We don’t simply use new technologies, we become immersed in them. We live in an era of information assault. Data is everywhere. Ads come at us from all sides. Email pours into our boxes. The Web, and television, and radio and, yes, fucking newspapers spew information at us like, well, like newspapers once spewed from printing presses before they began drifting into irrelevance.
Memorization was once a tool for preserving information. But today the more important skill is the ability to process and filter it. To quickly decide what needs to be analyzed and responded to, and what ought to be ignored. That’s not a cognitive loss, it’s an evolutionary advancement.

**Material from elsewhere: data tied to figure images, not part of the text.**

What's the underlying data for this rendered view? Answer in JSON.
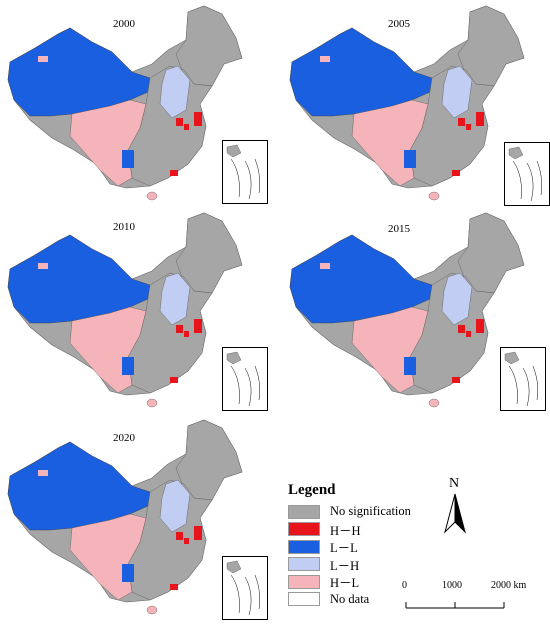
{
  "panels": [
    {
      "year": "2000"
    },
    {
      "year": "2005"
    },
    {
      "year": "2010"
    },
    {
      "year": "2015"
    },
    {
      "year": "2020"
    }
  ],
  "legend": {
    "title": "Legend",
    "items": [
      {
        "label": "No signification",
        "color": "#a6a6a6"
      },
      {
        "label": "H－H",
        "color": "#e8141b"
      },
      {
        "label": "L－L",
        "color": "#1a5fe0"
      },
      {
        "label": "L－H",
        "color": "#c1cdf2"
      },
      {
        "label": "H－L",
        "color": "#f4b4b9"
      },
      {
        "label": "No data",
        "color": "#ffffff"
      }
    ]
  },
  "north_arrow": {
    "label": "N"
  },
  "scale_bar": {
    "labels": [
      "0",
      "1000",
      "2000 km"
    ]
  }
}
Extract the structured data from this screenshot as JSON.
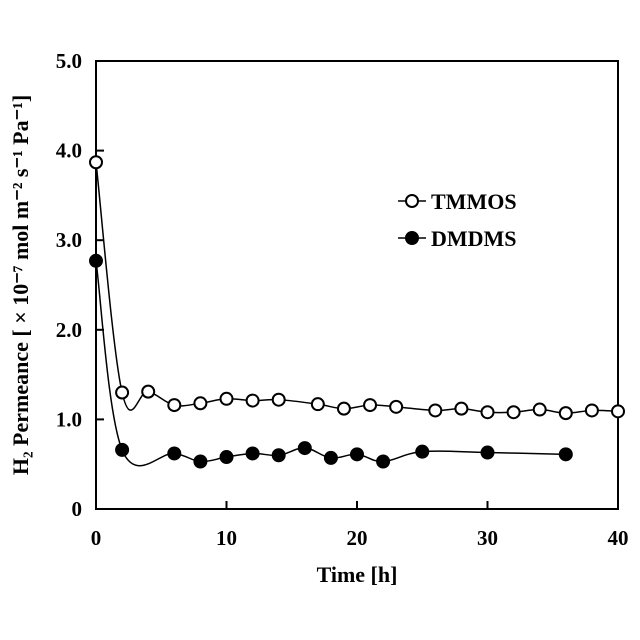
{
  "chart_data": {
    "type": "scatter",
    "xlabel": "Time [h]",
    "ylabel": "H₂ Permeance [ × 10⁻⁷ mol m⁻² s⁻¹ Pa⁻¹]",
    "xlim": [
      0,
      40
    ],
    "ylim": [
      0,
      5
    ],
    "x_ticks": [
      "0",
      "10",
      "20",
      "30",
      "40"
    ],
    "y_ticks": [
      "0",
      "1.0",
      "2.0",
      "3.0",
      "4.0",
      "5.0"
    ],
    "grid": false,
    "legend_position": "right",
    "series": [
      {
        "name": "TMMOS",
        "marker": "open-circle",
        "color": "#000000",
        "points": [
          [
            0,
            3.87
          ],
          [
            2,
            1.3
          ],
          [
            4,
            1.31
          ],
          [
            6,
            1.16
          ],
          [
            8,
            1.18
          ],
          [
            10,
            1.23
          ],
          [
            12,
            1.21
          ],
          [
            14,
            1.22
          ],
          [
            17,
            1.17
          ],
          [
            19,
            1.12
          ],
          [
            21,
            1.16
          ],
          [
            23,
            1.14
          ],
          [
            26,
            1.1
          ],
          [
            28,
            1.12
          ],
          [
            30,
            1.08
          ],
          [
            32,
            1.08
          ],
          [
            34,
            1.11
          ],
          [
            36,
            1.07
          ],
          [
            38,
            1.1
          ],
          [
            40,
            1.09
          ]
        ]
      },
      {
        "name": "DMDMS",
        "marker": "filled-circle",
        "color": "#000000",
        "points": [
          [
            0,
            2.77
          ],
          [
            2,
            0.66
          ],
          [
            6,
            0.62
          ],
          [
            8,
            0.53
          ],
          [
            10,
            0.58
          ],
          [
            12,
            0.62
          ],
          [
            14,
            0.6
          ],
          [
            16,
            0.68
          ],
          [
            18,
            0.57
          ],
          [
            20,
            0.61
          ],
          [
            22,
            0.53
          ],
          [
            25,
            0.64
          ],
          [
            30,
            0.63
          ],
          [
            36,
            0.61
          ]
        ]
      }
    ]
  }
}
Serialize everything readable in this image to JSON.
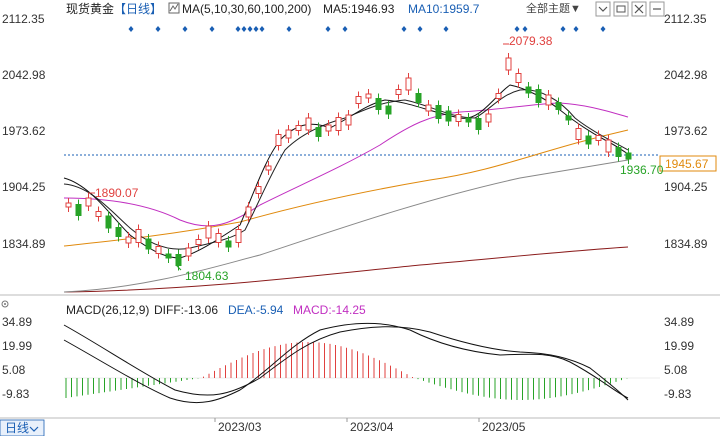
{
  "header": {
    "instrument": "现货黄金",
    "period_bracket": "【日线】",
    "ma_spec": "MA(5,10,30,60,100,200)",
    "ma5": "MA5:1946.93",
    "ma10": "MA10:1959.7",
    "theme_dropdown": "全部主题▼"
  },
  "price_axis": {
    "ticks": [
      "2112.35",
      "2042.98",
      "1973.62",
      "1904.25",
      "1834.89"
    ],
    "current_price": "1945.67"
  },
  "annotations": {
    "high": "2079.38",
    "mid_high": "1890.07",
    "low": "1804.63",
    "last_low": "1936.70"
  },
  "macd_header": {
    "label": "MACD(26,12,9)",
    "diff": "DIFF:-13.06",
    "dea": "DEA:-5.94",
    "macd": "MACD:-14.25"
  },
  "macd_axis": {
    "ticks": [
      "34.89",
      "19.99",
      "5.08",
      "-9.83"
    ]
  },
  "footer": {
    "period_button": "日线",
    "dates": [
      "2023/03",
      "2023/04",
      "2023/05"
    ]
  },
  "colors": {
    "up": "#e0413f",
    "down": "#27a327",
    "ma5": "#111111",
    "ma10": "#222222",
    "ma30": "#c12fc1",
    "ma60": "#e08a0e",
    "ma100": "#888888",
    "ma200": "#8b1c1c",
    "accent_blue": "#1a5fb4",
    "dashed_price": "#1a5fb4"
  }
}
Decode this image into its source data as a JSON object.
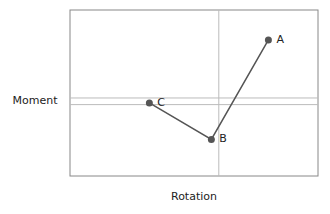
{
  "chart_data": {
    "type": "line",
    "x": [
      0.32,
      0.57,
      0.8
    ],
    "values": [
      0.44,
      0.22,
      0.82
    ],
    "point_labels": [
      "C",
      "B",
      "A"
    ],
    "hlines": [
      0.47,
      0.43
    ],
    "vlines": [
      0.6
    ],
    "xlim": [
      0,
      1
    ],
    "ylim": [
      0,
      1
    ],
    "xlabel": "Rotation",
    "ylabel": "Moment",
    "tick_labels": false,
    "color": "#555555",
    "marker": "circle"
  }
}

The fact that the skills are different does not make them bad. Memorizing is not nearly as important as the ability to process and analyze vast amounts of information. Short, twitter messages. Supertasking. These are helpful skills for the future.
Similarly, just as we encounter much more data each day, we also encounter many more people. Think back 20 years ago. How many people did you interact with in a 24 hour period? Almost certainly, all of your interactions were in person or via the telephone. The majority required speech. A small subset likely took place via the written word. In technologically advanced societies, that trend has reversed itself.
If you are like me, most of your daily interactions with other people take place electronically. You probably interact with a greater number of distinct individuals via emails, tweets, Facebook updates, chats, and text message than you do verbally or in person. (Unless you have a job that requires a great deal of public interaction like, say, a sales clerk at a busy department store.)
Again, you need to be able to process those relationships quickly and efficiently. It’s a basic tool for modern life. Yet that does not mean that your interactions in those mediums are any less genuine, or less soulful, even if they take place more rapidly.
We interact with more people than ever before through technology. Sure we are not seeing as many people in person, but this need not vitiate all human aspects of interaction.
I see a huge clash in our culture coming soon between those in Keller’s generation, and those in our generation. Take a look at my liveblogging law review article experiment on the future of the legal education. I have started addressing the arguments of those in Keller’s camp.